Outre les festivals et les rituels, les divertissements sous forme de musique, de danse et de théâtre étaient un mode de vie dans la société védique. Le Natya Shastra, le magnum opus de Bharata Muni composé il y a plus de 2 000 ans, dépeint tous les plus importants des beaux-arts, englobant les arts de la scène, le théâtre, la danse et la musique.
La littérature sanskrite comprend deux types de kavya (pièces de théâtre) : drishya (pièces jouées sur scène) et shravya (pièces simplement récitées).
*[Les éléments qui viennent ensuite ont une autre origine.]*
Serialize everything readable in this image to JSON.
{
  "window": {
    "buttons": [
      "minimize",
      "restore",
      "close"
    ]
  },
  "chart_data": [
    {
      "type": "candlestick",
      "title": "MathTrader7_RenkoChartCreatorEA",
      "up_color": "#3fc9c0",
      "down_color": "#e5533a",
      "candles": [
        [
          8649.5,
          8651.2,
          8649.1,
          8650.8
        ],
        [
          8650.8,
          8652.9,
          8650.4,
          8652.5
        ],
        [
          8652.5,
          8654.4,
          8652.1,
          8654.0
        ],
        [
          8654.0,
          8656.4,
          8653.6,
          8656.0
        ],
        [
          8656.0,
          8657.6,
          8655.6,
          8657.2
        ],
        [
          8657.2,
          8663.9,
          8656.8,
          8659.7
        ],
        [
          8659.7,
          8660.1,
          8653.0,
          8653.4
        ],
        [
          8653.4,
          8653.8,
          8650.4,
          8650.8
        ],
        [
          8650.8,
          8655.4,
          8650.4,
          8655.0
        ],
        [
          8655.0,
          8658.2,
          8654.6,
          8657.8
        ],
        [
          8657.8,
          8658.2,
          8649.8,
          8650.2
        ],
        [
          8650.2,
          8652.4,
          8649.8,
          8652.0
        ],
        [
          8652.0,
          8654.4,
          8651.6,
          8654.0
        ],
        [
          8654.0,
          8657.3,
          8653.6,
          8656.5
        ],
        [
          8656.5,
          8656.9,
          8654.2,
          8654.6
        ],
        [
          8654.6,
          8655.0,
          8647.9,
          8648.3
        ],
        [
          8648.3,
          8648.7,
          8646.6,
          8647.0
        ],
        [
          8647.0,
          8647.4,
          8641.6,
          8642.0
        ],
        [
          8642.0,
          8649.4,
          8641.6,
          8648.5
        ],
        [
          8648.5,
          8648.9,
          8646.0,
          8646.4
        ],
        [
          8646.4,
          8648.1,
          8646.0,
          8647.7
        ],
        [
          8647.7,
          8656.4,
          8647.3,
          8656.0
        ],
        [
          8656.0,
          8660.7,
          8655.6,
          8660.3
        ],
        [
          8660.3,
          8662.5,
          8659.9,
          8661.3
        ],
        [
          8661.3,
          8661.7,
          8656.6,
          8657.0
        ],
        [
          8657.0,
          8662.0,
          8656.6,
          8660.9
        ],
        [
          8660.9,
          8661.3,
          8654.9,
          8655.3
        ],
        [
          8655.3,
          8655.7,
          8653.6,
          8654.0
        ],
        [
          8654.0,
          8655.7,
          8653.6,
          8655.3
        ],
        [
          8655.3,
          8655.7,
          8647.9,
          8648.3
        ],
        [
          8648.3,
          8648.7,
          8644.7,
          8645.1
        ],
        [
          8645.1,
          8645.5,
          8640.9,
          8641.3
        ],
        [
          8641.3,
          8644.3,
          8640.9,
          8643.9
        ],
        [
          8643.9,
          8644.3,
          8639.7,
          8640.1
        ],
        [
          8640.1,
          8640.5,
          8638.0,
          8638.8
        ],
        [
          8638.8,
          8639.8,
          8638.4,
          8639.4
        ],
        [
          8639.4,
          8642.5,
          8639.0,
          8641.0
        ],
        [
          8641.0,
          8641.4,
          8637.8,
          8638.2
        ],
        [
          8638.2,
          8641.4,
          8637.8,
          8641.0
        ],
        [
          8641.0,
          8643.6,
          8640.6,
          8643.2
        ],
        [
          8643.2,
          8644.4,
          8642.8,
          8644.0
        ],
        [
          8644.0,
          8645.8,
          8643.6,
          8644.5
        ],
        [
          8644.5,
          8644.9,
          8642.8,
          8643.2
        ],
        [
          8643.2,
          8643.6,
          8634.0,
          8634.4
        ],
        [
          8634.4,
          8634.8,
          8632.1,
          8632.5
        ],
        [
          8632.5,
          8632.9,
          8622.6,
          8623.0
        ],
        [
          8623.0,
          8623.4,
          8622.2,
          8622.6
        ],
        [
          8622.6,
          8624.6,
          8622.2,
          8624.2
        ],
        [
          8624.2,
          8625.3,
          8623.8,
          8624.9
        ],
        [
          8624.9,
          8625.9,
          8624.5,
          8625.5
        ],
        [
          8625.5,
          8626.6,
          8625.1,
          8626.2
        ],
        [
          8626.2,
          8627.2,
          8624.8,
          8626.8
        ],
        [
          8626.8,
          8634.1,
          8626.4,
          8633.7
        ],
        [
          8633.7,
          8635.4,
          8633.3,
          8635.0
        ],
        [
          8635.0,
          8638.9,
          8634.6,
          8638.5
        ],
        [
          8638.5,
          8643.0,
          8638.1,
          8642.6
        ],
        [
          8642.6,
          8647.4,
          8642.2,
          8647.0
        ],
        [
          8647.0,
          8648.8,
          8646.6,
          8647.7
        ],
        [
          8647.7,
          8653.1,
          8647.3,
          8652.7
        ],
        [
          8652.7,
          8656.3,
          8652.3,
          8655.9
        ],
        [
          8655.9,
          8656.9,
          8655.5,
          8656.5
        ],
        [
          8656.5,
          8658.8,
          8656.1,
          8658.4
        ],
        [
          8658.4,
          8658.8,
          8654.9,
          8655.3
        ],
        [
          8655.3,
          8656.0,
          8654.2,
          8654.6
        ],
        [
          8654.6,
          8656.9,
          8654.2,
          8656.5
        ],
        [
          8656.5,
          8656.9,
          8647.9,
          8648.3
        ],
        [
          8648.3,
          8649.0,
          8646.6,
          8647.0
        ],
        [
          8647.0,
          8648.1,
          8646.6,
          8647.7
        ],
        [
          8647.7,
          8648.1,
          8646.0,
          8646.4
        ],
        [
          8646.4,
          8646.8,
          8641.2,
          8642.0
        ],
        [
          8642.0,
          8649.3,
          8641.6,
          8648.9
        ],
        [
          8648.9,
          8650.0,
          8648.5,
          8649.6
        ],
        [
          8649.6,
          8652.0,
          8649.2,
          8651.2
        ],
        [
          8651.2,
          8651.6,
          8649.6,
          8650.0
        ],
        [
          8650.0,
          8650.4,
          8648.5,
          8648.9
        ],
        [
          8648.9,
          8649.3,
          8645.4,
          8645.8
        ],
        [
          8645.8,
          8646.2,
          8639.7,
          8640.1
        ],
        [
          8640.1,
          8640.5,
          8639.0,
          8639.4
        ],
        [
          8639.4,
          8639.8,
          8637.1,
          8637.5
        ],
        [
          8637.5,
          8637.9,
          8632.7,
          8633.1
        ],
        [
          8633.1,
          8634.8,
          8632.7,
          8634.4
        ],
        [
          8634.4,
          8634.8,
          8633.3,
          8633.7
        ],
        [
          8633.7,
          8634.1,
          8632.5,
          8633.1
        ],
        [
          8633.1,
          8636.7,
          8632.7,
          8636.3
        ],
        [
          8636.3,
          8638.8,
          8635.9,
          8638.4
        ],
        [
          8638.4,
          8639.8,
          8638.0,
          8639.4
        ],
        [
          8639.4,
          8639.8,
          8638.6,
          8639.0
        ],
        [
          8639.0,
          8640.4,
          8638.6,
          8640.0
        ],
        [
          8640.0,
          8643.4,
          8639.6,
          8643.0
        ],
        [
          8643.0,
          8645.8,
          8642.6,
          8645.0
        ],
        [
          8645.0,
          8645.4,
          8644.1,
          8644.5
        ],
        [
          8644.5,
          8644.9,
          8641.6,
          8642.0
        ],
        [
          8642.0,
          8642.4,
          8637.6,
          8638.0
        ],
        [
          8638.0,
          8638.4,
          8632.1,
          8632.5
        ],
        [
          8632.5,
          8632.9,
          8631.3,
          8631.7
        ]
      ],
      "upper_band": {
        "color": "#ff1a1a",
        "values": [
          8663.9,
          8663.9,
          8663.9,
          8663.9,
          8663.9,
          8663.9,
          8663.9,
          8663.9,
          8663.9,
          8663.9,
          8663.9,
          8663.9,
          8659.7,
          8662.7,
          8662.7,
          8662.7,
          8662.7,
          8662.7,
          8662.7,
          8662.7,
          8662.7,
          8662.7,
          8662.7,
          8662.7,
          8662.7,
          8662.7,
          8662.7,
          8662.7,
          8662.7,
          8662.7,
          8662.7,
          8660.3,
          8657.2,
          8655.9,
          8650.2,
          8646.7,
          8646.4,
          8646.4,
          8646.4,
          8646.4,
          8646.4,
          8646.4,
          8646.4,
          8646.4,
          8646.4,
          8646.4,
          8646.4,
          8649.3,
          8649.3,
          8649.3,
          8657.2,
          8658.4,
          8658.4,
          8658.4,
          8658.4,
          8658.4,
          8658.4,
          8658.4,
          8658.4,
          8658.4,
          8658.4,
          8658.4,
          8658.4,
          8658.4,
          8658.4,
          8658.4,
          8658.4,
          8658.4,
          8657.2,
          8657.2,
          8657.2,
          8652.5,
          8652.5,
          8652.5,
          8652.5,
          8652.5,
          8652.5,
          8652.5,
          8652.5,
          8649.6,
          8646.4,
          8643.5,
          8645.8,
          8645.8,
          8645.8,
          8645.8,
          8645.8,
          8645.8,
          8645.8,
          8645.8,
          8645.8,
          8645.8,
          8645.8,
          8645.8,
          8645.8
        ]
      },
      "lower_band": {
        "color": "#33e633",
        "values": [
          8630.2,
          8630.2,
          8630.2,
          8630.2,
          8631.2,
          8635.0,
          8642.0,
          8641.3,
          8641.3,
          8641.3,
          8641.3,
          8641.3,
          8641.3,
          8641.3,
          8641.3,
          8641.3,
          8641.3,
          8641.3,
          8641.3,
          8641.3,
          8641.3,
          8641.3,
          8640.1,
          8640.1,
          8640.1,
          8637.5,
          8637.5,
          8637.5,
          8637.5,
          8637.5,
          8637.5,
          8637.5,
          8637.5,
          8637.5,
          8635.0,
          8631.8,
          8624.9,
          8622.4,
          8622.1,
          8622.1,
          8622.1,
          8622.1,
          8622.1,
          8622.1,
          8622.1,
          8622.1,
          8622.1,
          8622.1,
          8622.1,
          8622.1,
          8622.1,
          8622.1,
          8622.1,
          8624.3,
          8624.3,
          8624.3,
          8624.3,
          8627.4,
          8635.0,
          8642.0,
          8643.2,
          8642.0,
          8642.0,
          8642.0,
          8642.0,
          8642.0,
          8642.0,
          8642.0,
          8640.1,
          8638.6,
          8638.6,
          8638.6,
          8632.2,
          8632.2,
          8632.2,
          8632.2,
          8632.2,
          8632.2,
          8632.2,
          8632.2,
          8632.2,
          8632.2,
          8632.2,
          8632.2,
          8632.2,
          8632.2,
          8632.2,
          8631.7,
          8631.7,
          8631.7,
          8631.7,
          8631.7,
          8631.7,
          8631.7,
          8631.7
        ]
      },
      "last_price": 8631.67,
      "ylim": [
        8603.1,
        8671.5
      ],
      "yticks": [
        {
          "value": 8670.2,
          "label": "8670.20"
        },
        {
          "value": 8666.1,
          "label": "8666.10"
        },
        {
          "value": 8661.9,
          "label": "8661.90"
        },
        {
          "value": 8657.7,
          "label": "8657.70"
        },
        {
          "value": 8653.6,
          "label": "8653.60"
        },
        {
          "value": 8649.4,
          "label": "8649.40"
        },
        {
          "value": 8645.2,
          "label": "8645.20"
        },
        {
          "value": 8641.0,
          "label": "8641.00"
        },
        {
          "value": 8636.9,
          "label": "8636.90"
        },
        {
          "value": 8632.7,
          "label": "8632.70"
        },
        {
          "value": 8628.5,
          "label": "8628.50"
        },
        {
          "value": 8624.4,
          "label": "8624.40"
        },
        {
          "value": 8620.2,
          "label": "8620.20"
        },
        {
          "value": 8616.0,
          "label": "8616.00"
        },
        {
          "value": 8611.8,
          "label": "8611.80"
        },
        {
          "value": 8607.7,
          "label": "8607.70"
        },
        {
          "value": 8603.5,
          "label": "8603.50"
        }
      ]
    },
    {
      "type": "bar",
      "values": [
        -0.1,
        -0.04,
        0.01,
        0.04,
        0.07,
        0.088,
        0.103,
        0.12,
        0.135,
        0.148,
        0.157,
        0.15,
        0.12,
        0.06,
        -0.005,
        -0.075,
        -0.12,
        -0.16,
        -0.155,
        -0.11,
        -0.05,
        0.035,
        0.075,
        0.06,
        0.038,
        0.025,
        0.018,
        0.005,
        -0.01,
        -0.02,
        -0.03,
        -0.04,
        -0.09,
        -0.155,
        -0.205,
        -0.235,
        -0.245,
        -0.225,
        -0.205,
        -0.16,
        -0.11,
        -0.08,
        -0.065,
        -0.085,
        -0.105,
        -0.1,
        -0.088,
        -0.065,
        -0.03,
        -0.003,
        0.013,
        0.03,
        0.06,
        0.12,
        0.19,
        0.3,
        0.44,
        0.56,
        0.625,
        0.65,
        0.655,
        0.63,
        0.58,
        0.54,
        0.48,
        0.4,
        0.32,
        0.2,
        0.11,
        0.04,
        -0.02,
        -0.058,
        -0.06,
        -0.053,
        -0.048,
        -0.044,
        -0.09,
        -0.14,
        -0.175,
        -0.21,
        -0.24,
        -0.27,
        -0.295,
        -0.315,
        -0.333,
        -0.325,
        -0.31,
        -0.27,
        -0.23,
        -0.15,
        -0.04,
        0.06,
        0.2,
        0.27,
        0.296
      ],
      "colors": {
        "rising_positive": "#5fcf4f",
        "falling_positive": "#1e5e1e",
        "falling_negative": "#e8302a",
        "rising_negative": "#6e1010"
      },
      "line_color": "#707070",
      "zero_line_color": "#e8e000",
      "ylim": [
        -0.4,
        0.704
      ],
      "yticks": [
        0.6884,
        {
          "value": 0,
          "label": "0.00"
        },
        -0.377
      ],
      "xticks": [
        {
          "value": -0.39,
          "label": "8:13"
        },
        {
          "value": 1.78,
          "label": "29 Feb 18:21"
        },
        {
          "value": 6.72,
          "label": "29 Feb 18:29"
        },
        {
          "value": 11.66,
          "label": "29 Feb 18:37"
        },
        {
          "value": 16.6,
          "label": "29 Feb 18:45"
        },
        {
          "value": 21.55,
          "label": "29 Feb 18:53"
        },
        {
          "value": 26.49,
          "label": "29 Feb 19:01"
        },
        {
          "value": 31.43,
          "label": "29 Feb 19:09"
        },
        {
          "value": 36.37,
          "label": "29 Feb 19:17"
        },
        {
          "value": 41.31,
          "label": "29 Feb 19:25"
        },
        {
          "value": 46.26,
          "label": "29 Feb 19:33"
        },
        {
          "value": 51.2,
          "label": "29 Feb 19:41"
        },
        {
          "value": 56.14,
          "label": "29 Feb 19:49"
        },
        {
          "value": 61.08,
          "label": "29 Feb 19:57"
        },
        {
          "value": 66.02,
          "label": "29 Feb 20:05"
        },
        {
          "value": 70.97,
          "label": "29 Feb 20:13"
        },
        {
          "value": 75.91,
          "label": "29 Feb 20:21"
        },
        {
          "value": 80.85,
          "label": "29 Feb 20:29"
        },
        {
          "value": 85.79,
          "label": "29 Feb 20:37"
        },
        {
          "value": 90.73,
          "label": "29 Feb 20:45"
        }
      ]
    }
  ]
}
Il y avait également divers types de sports de divertissement, tels que la lutte, les combats à la massue, le kabbaddi, le combat à l’épée, l’acrobatie et l’athlétisme.
Le Seigneur Krishna était censé être un expert dans 64 arts, en plus d’être un grand athlète, acrobate, danseur et musicien. Sa danse symbolique avec les jeunes vachères, la danse rasa, est le summum de tous les divertissements. Elle est constituée de chants, de danses et de musiques pleins de bonheur divin. Il y a encore des représentations sur scène régulières de la danse rasa, ainsi que des représentations illustrant les divertissements du Seigneur Krishna (appelé Krishna-Lila) et du Seigneur Rama (appelé Rama-Lila).
Un bel ensemble de principes à suivre
Cela dit, je pense en avoir dit assez sur l’importance du divertissement allant de pair avec les principes et la philosophie védiques, que je recommande de tout mon cœur à tous comme une véritable panacée aux problèmes modernes. Mais sachez que les principes védiques ne sont pas un ensemble de préceptes insipides et moroses : c’est un bel ensemble de principes à suivre. Ils sont ancrés dans l’Ayurveda et le Yoga pour nous aider à mener une vie heureuse, saine et équilibrée.